At the personal level, she has enjoyed Seattle, calling it “A cool place to live. There are so many big sports teams—Mariners, Seahawks as well as the Sounders–and such a big focus on the sport.”

Corsie is a core member of the Scottish national team’s central defense as they attempt to qualify for the European Championships finals in 2017, which would be their first-ever senior tournament finals. The Scots lost last fall, 4-1 on aggregate to the Netherlands in the Women’s World Cup playoff semifinals for a last UEFA spot in this summer’s World Cup in Canada.

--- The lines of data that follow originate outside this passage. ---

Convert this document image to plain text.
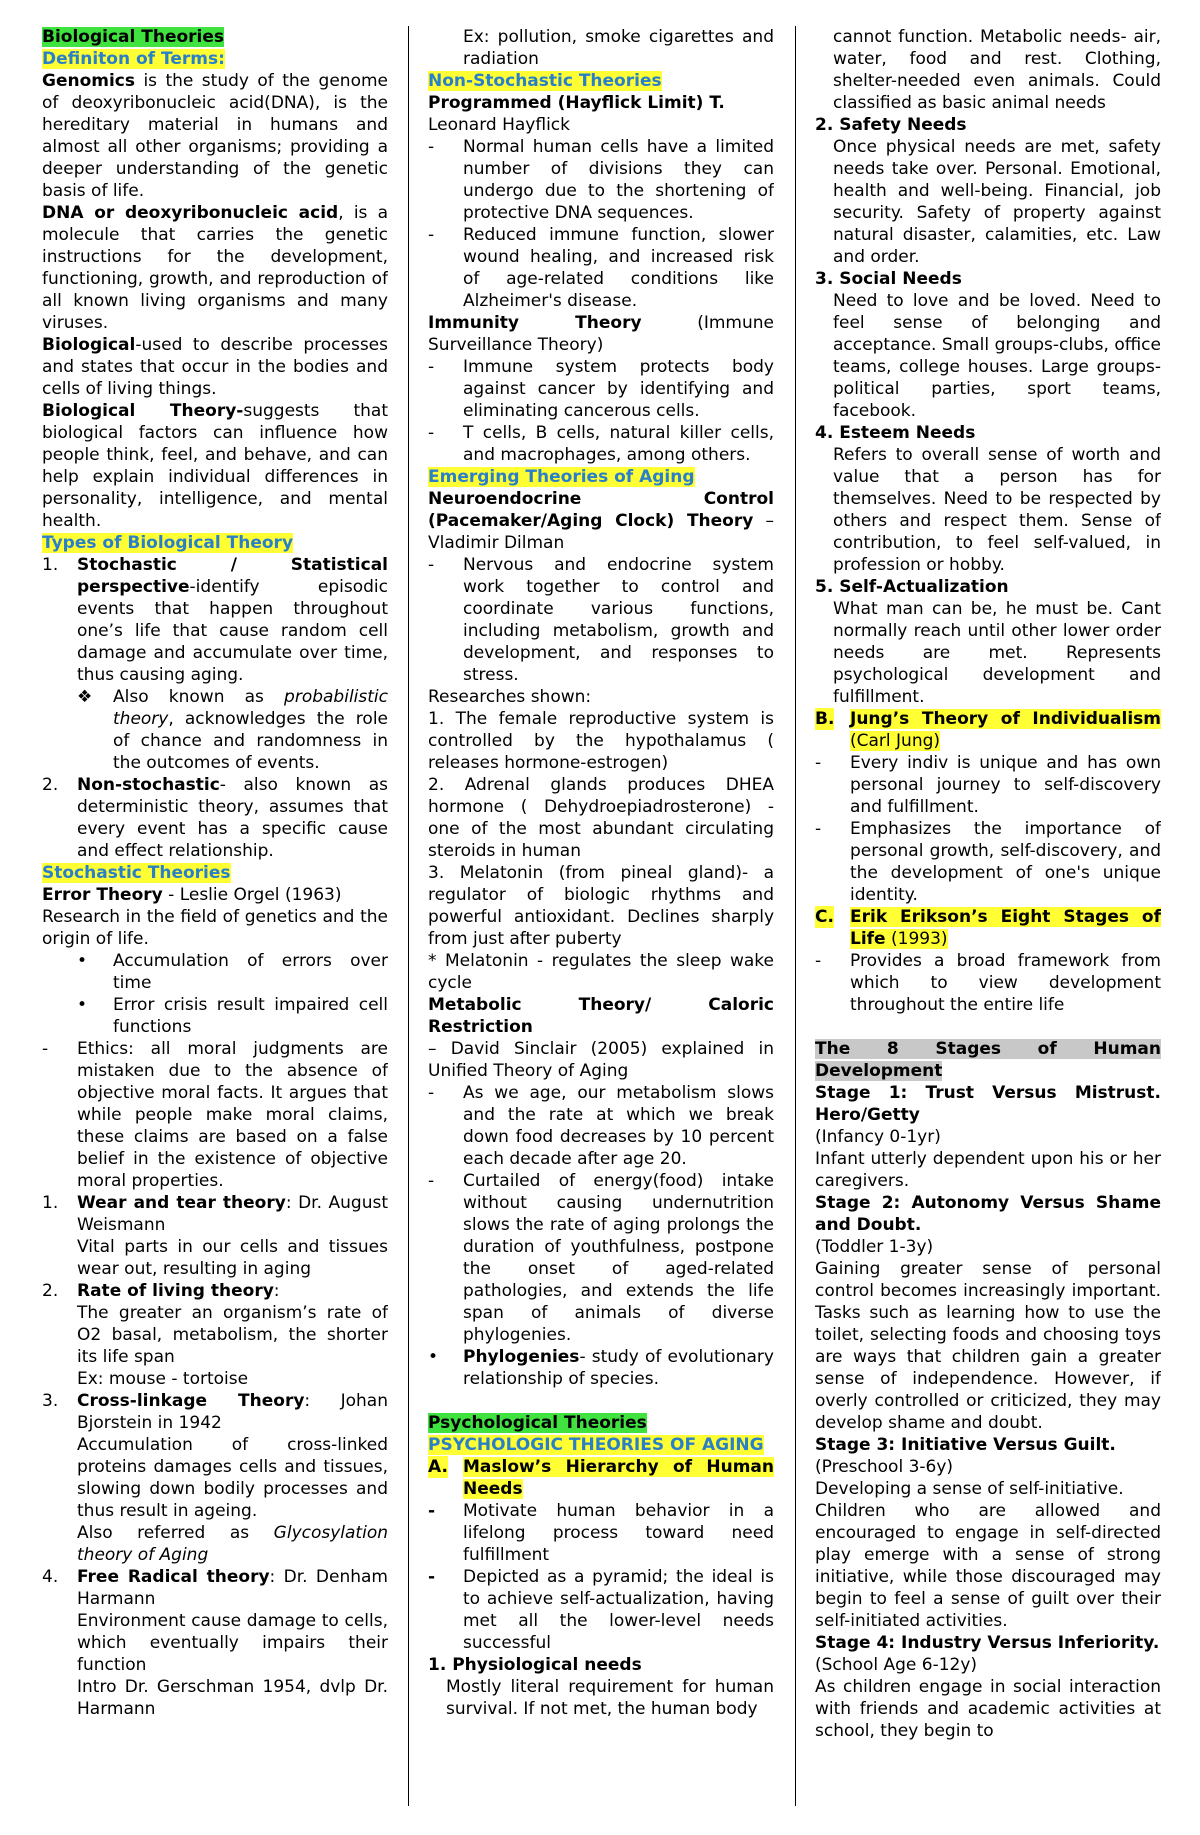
Biological Theories

Definiton of Terms:

Genomics is the study of the genome of deoxyribonucleic acid(DNA), is the hereditary material in humans and almost all other organisms; providing a deeper understanding of the genetic basis of life.

DNA or deoxyribonucleic acid, is a molecule that carries the genetic instructions for the development, functioning, growth, and reproduction of all known living organisms and many viruses.

Biological-used to describe processes and states that occur in the bodies and cells of living things.

Biological Theory-suggests that biological factors can influence how people think, feel, and behave, and can help explain individual differences in personality, intelligence, and mental health.

Types of Biological Theory

1. Stochastic / Statistical perspective-identify episodic events that happen throughout one’s life that cause random cell damage and accumulate over time, thus causing aging.
❖ Also known as probabilistic theory, acknowledges the role of chance and randomness in the outcomes of events.
2. Non-stochastic- also known as deterministic theory, assumes that every event has a specific cause and effect relationship.

Stochastic Theories

Error Theory - Leslie Orgel (1963)

Research in the field of genetics and the origin of life.

• Accumulation of errors over time
• Error crisis result impaired cell functions
- Ethics: all moral judgments are mistaken due to the absence of objective moral facts. It argues that while people make moral claims, these claims are based on a false belief in the existence of objective moral properties.
1. Wear and tear theory: Dr. August Weismann

Vital parts in our cells and tissues wear out, resulting in aging

2. Rate of living theory:

The greater an organism’s rate of O2 basal, metabolism, the shorter its life span

Ex: mouse - tortoise

3. Cross-linkage Theory: Johan Bjorstein in 1942

Accumulation of cross-linked proteins damages cells and tissues, slowing down bodily processes and thus result in ageing.

Also referred as Glycosylation theory of Aging

4. Free Radical theory: Dr. Denham Harmann

Environment cause damage to cells, which eventually impairs their function

Intro Dr. Gerschman 1954, dvlp Dr. Harmann

Ex: pollution, smoke cigarettes and radiation

Non-Stochastic Theories

Programmed (Hayflick Limit) T.

Leonard Hayflick

- Normal human cells have a limited number of divisions they can undergo due to the shortening of protective DNA sequences.
- Reduced immune function, slower wound healing, and increased risk of age-related conditions like Alzheimer's disease.

Immunity Theory (Immune Surveillance Theory)

- Immune system protects body against cancer by identifying and eliminating cancerous cells.
- T cells, B cells, natural killer cells, and macrophages, among others.

Emerging Theories of Aging

Neuroendocrine Control (Pacemaker/Aging Clock) Theory – Vladimir Dilman

- Nervous and endocrine system work together to control and coordinate various functions, including metabolism, growth and development, and responses to stress.

Researches shown:

1. The female reproductive system is controlled by the hypothalamus ( releases hormone-estrogen)

2. Adrenal glands produces DHEA hormone ( Dehydroepiadrosterone) - one of the most abundant circulating steroids in human

3. Melatonin (from pineal gland)- a regulator of biologic rhythms and powerful antioxidant. Declines sharply from just after puberty

* Melatonin - regulates the sleep wake cycle

Metabolic Theory/ Caloric Restriction

– David Sinclair (2005) explained in Unified Theory of Aging

- As we age, our metabolism slows and the rate at which we break down food decreases by 10 percent each decade after age 20.
- Curtailed of energy(food) intake without causing undernutrition slows the rate of aging prolongs the duration of youthfulness, postpone the onset of aged-related pathologies, and extends the life span of animals of diverse phylogenies.
• Phylogenies- study of evolutionary relationship of species.

Psychological Theories

PSYCHOLOGIC THEORIES OF AGING

A. Maslow’s Hierarchy of Human Needs
- Motivate human behavior in a lifelong process toward need fulfillment
- Depicted as a pyramid; the ideal is to achieve self-actualization, having met all the lower-level needs successful

1. Physiological needs

Mostly literal requirement for human survival. If not met, the human body

cannot function. Metabolic needs- air, water, food and rest. Clothing, shelter-needed even animals. Could classified as basic animal needs

2. Safety Needs

Once physical needs are met, safety needs take over. Personal. Emotional, health and well-being. Financial, job security. Safety of property against natural disaster, calamities, etc. Law and order.

3. Social Needs

Need to love and be loved. Need to feel sense of belonging and acceptance. Small groups-clubs, office teams, college houses. Large groups- political parties, sport teams, facebook.

4. Esteem Needs

Refers to overall sense of worth and value that a person has for themselves. Need to be respected by others and respect them. Sense of contribution, to feel self-valued, in profession or hobby.

5. Self-Actualization

What man can be, he must be. Cant normally reach until other lower order needs are met. Represents psychological development and fulfillment.

B. Jung’s Theory of Individualism (Carl Jung)
- Every indiv is unique and has own personal journey to self-discovery and fulfillment.
- Emphasizes the importance of personal growth, self-discovery, and the development of one's unique identity.
C. Erik Erikson’s Eight Stages of Life (1993)
- Provides a broad framework from which to view development throughout the entire life

The 8 Stages of Human Development

Stage 1: Trust Versus Mistrust. Hero/Getty

(Infancy 0-1yr)

Infant utterly dependent upon his or her caregivers.

Stage 2: Autonomy Versus Shame and Doubt.

(Toddler 1-3y)

Gaining greater sense of personal control becomes increasingly important. Tasks such as learning how to use the toilet, selecting foods and choosing toys are ways that children gain a greater sense of independence. However, if overly controlled or criticized, they may develop shame and doubt.

Stage 3: Initiative Versus Guilt.

(Preschool 3-6y)

Developing a sense of self-initiative.

Children who are allowed and encouraged to engage in self-directed play emerge with a sense of strong initiative, while those discouraged may begin to feel a sense of guilt over their self-initiated activities.

Stage 4: Industry Versus Inferiority.

(School Age 6-12y)

As children engage in social interaction with friends and academic activities at school, they begin to
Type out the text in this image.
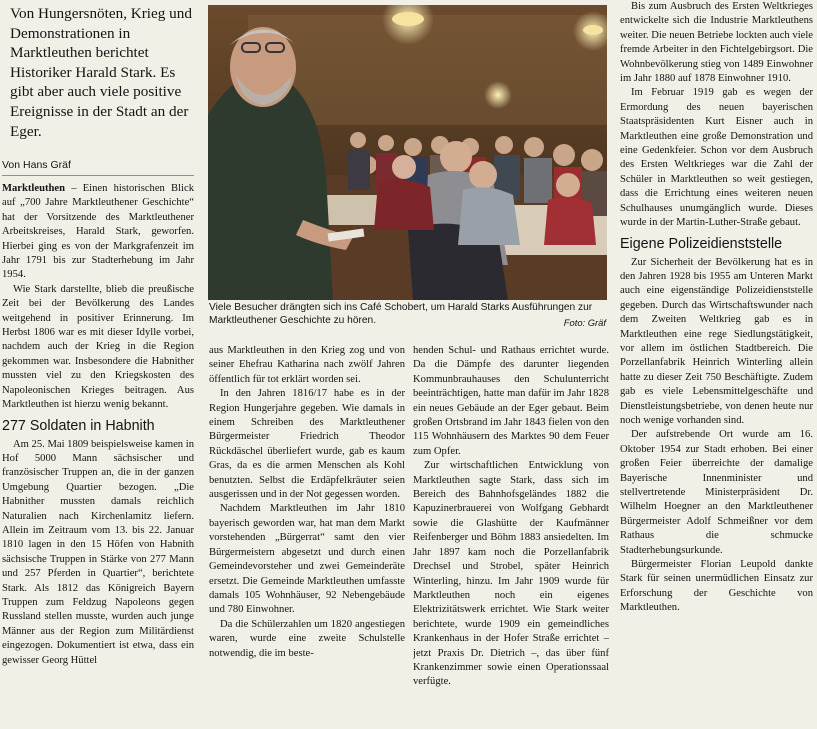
Von Hungersnöten, Krieg und Demonstrationen in Marktleuthen berichtet Historiker Harald Stark. Es gibt aber auch viele positive Ereignisse in der Stadt an der Eger.

Von Hans Gräf

Marktleuthen – Einen historischen Blick auf „700 Jahre Marktleuthener Geschichte“ hat der Vorsitzende des Marktleuthener Arbeitskreises, Harald Stark, geworfen. Hierbei ging es von der Markgrafenzeit im Jahr 1791 bis zur Stadterhebung im Jahr 1954.

Wie Stark darstellte, blieb die preußische Zeit bei der Bevölkerung des Landes weitgehend in positiver Erinnerung. Im Herbst 1806 war es mit dieser Idylle vorbei, nachdem auch der Krieg in die Region gekommen war. Insbesondere die Habnither mussten viel zu den Kriegskosten des Napoleonischen Krieges beitragen. Aus Marktleuthen ist hierzu wenig bekannt.

277 Soldaten in Habnith

Am 25. Mai 1809 beispielsweise kamen in Hof 5000 Mann sächsischer und französischer Truppen an, die in der ganzen Umgebung Quartier bezogen. „Die Habnither mussten damals reichlich Naturalien nach Kirchenlamitz liefern. Allein im Zeitraum vom 13. bis 22. Januar 1810 lagen in den 15 Höfen von Habnith sächsische Truppen in Stärke von 277 Mann und 257 Pferden in Quartier“, berichtete Stark. Als 1812 das Königreich Bayern Truppen zum Feldzug Napoleons gegen Russland stellen musste, wurden auch junge Männer aus der Region zum Militärdienst eingezogen. Dokumentiert ist etwa, dass ein gewisser Georg Hüttel

Viele Besucher drängten sich ins Café Schobert, um Harald Starks Ausführungen zur Marktleuthener Geschichte zu hören.	Foto: Gräf

aus Marktleuthen in den Krieg zog und von seiner Ehefrau Katharina nach zwölf Jahren öffentlich für tot erklärt worden sei.

In den Jahren 1816/17 habe es in der Region Hungerjahre gegeben. Wie damals in einem Schreiben des Marktleuthener Bürgermeister Friedrich Theodor Rückdäschel überliefert wurde, gab es kaum Gras, da es die armen Menschen als Kohl benutzten. Selbst die Erdäpfelkräuter seien ausgerissen und in der Not gegessen worden.

Nachdem Marktleuthen im Jahr 1810 bayerisch geworden war, hat man dem Markt vorstehenden „Bürgerrat“ samt den vier Bürgermeistern abgesetzt und durch einen Gemeindevorsteher und zwei Gemeinderäte ersetzt. Die Gemeinde Marktleuthen umfasste damals 105 Wohnhäuser, 92 Nebengebäude und 780 Einwohner.

Da die Schülerzahlen um 1820 angestiegen waren, wurde eine zweite Schulstelle notwendig, die im beste-

henden Schul- und Rathaus errichtet wurde. Da die Dämpfe des darunter liegenden Kommunbrauhauses den Schulunterricht beeinträchtigen, hatte man dafür im Jahr 1828 ein neues Gebäude an der Eger gebaut. Beim großen Ortsbrand im Jahr 1843 fielen von den 115 Wohnhäusern des Marktes 90 dem Feuer zum Opfer.

Zur wirtschaftlichen Entwicklung von Marktleuthen sagte Stark, dass sich im Bereich des Bahnhofsgeländes 1882 die Kapuzinerbrauerei von Wolfgang Gebhardt sowie die Glashütte der Kaufmänner Reifenberger und Böhm 1883 ansiedelten. Im Jahr 1897 kam noch die Porzellanfabrik Drechsel und Strobel, später Heinrich Winterling, hinzu. Im Jahr 1909 wurde für Marktleuthen noch ein eigenes Elektrizitätswerk errichtet. Wie Stark weiter berichtete, wurde 1909 ein gemeindliches Krankenhaus in der Hofer Straße errichtet – jetzt Praxis Dr. Dietrich –, das über fünf Krankenzimmer sowie einen Operationssaal verfügte.

Bis zum Ausbruch des Ersten Weltkrieges entwickelte sich die Industrie Marktleuthens weiter. Die neuen Betriebe lockten auch viele fremde Arbeiter in den Fichtelgebirgsort. Die Wohnbevölkerung stieg von 1489 Einwohner im Jahr 1880 auf 1878 Einwohner 1910.

Im Februar 1919 gab es wegen der Ermordung des neuen bayerischen Staatspräsidenten Kurt Eisner auch in Marktleuthen eine große Demonstration und eine Gedenkfeier. Schon vor dem Ausbruch des Ersten Weltkrieges war die Zahl der Schüler in Marktleuthen so weit gestiegen, dass die Errichtung eines weiteren neuen Schulhauses unumgänglich wurde. Dieses wurde in der Martin-Luther-Straße gebaut.

Eigene Polizeidienststelle

Zur Sicherheit der Bevölkerung hat es in den Jahren 1928 bis 1955 am Unteren Markt auch eine eigenständige Polizeidienststelle gegeben. Durch das Wirtschaftswunder nach dem Zweiten Weltkrieg gab es in Marktleuthen eine rege Siedlungstätigkeit, vor allem im östlichen Stadtbereich. Die Porzellanfabrik Heinrich Winterling allein hatte zu dieser Zeit 750 Beschäftigte. Zudem gab es viele Lebensmittelgeschäfte und Dienstleistungsbetriebe, von denen heute nur noch wenige vorhanden sind.

Der aufstrebende Ort wurde am 16. Oktober 1954 zur Stadt erhoben. Bei einer großen Feier überreichte der damalige Bayerische Innenminister und stellvertretende Ministerpräsident Dr. Wilhelm Hoegner an den Marktleuthener Bürgermeister Adolf Schmeißner vor dem Rathaus die schmucke Stadterhebungsurkunde.

Bürgermeister Florian Leupold dankte Stark für seinen unermüdlichen Einsatz zur Erforschung der Geschichte von Marktleuthen.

Corsie would like to train in a full-time environment: “I hopefully will return to Seattle [in 2016] and then continue to play and work in the winter but it has to work for Seattle and Scotland.” She should know in the next couple of months if she can continue to play in the offseason.

Scotland was drawn into Group A with Belarus, Macedonia, Iceland and Slovenia. Scotland starts the group process off in Slovenia on Sept. 22, followed by four consecutive home games against their opponents from October thru next June. The eight group winners and the six best second-place sides advance to the 16-team Euro finals, expanded from 12 teams for the first time. The Netherlands will host the finals in the summer of 2017.